Os padres jesuítas fundaram sua primeira missão em Ikaroua, na enseada Karouabo, em 1709, mas a transferiram para o rio Kourou em 1713. Uma outra missão seria fundada em Sinnamary em 1736, e dois outras menores no rio Oiapoque: São Paulo em 1733 e Santa Fé em 1740.[12] O objetivo das missões, como em todas as demais na América do Sul, era espalhar a fé católica entre os povos ameríndios, vistos como "selvagens" que precisavam ser "salvos".

Há quase vinte anos, esta missão tem sido de inteira responsabilidade dos jesuítas, que vêm se esforçando muito em aceder à liberdade dos índios, que são pedintes insistentes... Kourou agora é como uma pequena cidade com um bom número de índios entretidos com a religião com um zelo bem edificante.[13]

As missões facilitaram a mestiçagem entre as diferentes tribos ameríndias. A maior parte dos índios das missões eram calinas, porém também havia aruás, kusaris e maraonas do Brasil. Se a alta densidade populacional nas missões (450 ameríndios na região de Kourou em 1740) facilitou a disseminação de doenças,[14] ela por outro lado protegeu os índios da escravidão, pois os colonos europeus não podiam entrar nas missões.

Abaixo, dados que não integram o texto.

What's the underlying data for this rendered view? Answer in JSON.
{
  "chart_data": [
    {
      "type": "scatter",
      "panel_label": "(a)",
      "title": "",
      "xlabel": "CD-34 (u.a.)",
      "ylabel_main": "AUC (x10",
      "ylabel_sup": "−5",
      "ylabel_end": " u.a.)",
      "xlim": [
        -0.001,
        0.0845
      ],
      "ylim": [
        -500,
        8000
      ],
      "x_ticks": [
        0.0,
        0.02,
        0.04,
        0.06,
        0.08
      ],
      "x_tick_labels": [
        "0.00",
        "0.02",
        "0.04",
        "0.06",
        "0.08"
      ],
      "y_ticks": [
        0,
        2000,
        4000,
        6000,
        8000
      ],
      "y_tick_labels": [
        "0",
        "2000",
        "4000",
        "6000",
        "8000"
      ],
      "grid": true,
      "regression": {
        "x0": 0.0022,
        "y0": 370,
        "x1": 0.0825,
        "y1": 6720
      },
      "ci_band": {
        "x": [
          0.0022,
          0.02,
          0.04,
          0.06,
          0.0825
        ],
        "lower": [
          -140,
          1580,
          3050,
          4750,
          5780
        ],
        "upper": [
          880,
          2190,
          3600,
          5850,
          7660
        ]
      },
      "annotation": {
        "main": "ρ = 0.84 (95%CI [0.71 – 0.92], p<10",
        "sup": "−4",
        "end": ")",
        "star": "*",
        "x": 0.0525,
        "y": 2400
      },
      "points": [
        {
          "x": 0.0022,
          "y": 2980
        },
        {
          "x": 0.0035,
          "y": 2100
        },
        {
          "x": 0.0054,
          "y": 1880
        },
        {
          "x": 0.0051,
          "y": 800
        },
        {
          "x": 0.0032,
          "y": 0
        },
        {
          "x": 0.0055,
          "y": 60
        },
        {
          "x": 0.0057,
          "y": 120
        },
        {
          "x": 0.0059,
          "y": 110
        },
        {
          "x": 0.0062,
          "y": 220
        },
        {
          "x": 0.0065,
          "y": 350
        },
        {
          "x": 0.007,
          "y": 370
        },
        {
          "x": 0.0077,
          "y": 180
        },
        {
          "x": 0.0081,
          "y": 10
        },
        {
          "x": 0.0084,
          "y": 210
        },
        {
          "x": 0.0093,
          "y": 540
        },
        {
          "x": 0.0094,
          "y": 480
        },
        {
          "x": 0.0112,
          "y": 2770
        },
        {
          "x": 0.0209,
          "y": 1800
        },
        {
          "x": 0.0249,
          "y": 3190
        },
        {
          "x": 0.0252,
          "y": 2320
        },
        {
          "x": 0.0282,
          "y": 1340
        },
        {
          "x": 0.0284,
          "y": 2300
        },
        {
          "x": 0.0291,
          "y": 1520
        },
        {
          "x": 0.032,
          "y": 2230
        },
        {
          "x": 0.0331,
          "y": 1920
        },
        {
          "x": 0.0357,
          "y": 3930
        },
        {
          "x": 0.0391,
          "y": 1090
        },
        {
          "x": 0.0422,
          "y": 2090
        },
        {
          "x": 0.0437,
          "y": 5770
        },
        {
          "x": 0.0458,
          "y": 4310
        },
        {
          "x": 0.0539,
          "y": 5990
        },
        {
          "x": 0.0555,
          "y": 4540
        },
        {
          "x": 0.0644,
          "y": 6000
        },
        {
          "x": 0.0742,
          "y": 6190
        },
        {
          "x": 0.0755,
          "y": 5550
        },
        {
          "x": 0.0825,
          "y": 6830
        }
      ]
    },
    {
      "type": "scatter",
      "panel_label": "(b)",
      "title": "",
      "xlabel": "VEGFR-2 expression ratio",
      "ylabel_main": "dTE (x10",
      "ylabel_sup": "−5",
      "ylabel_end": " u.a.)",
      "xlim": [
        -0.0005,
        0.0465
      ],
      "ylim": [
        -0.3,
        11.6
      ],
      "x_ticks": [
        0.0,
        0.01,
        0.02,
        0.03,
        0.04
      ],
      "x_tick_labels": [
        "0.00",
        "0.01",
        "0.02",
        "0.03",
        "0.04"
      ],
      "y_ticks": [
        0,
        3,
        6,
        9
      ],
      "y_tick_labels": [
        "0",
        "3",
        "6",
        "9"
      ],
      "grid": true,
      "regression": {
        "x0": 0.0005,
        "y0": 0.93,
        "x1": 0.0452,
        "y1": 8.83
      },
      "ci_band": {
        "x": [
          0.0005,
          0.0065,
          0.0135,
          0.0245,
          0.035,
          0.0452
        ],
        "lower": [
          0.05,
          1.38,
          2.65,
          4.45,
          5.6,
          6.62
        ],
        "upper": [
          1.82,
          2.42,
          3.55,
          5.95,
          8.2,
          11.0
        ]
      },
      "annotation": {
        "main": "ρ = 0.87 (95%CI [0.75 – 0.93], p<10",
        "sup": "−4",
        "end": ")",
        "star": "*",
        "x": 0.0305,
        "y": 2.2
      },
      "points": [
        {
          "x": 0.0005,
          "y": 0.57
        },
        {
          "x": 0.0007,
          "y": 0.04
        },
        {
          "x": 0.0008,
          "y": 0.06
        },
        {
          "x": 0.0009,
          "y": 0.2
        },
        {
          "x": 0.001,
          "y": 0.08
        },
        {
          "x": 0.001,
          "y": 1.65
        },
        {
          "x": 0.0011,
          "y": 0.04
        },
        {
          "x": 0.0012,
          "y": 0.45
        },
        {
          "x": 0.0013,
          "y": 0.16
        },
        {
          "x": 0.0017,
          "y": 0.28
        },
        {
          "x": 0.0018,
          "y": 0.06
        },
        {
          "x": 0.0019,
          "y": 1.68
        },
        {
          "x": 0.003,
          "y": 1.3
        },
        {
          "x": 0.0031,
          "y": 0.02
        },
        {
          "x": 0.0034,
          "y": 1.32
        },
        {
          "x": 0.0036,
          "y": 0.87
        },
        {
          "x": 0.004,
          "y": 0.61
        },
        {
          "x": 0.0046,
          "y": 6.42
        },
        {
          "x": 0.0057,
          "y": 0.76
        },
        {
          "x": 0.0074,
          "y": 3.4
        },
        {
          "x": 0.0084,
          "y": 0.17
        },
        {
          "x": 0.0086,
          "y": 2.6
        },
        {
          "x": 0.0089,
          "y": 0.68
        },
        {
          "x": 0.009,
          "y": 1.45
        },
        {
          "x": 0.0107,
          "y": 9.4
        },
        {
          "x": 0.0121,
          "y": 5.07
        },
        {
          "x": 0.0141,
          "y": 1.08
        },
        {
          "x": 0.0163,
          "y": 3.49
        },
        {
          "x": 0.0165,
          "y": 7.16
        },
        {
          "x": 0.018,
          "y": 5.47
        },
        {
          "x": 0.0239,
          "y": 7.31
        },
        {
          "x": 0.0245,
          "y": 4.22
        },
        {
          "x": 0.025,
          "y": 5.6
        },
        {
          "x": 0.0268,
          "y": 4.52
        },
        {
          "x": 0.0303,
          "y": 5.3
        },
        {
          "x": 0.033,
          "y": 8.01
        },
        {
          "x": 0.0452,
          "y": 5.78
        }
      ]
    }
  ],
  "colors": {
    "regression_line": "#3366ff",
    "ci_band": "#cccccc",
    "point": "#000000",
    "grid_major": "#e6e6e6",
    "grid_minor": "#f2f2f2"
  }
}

As missões foram abandonadas pelos jesuítas quando a ordem foi expulsa da França em 1763, antes da dissolução da ordem pelo papa em 1773.

Entre o Maroni e o Mana[editar | editar código-fonte]

Após a saída dos jesuítas e a desastrosa Expedição de Kourou de 1763, só restavam aproximadamente cinquenta índios em Kourou em 1787:

Restos desafortunados de um grande número que existia na região antes do fracasso do estabelecimento que foi tentado em 1763, sendo que muitos indígenas morreram, bem como a maioria dos colonos franceses.[15]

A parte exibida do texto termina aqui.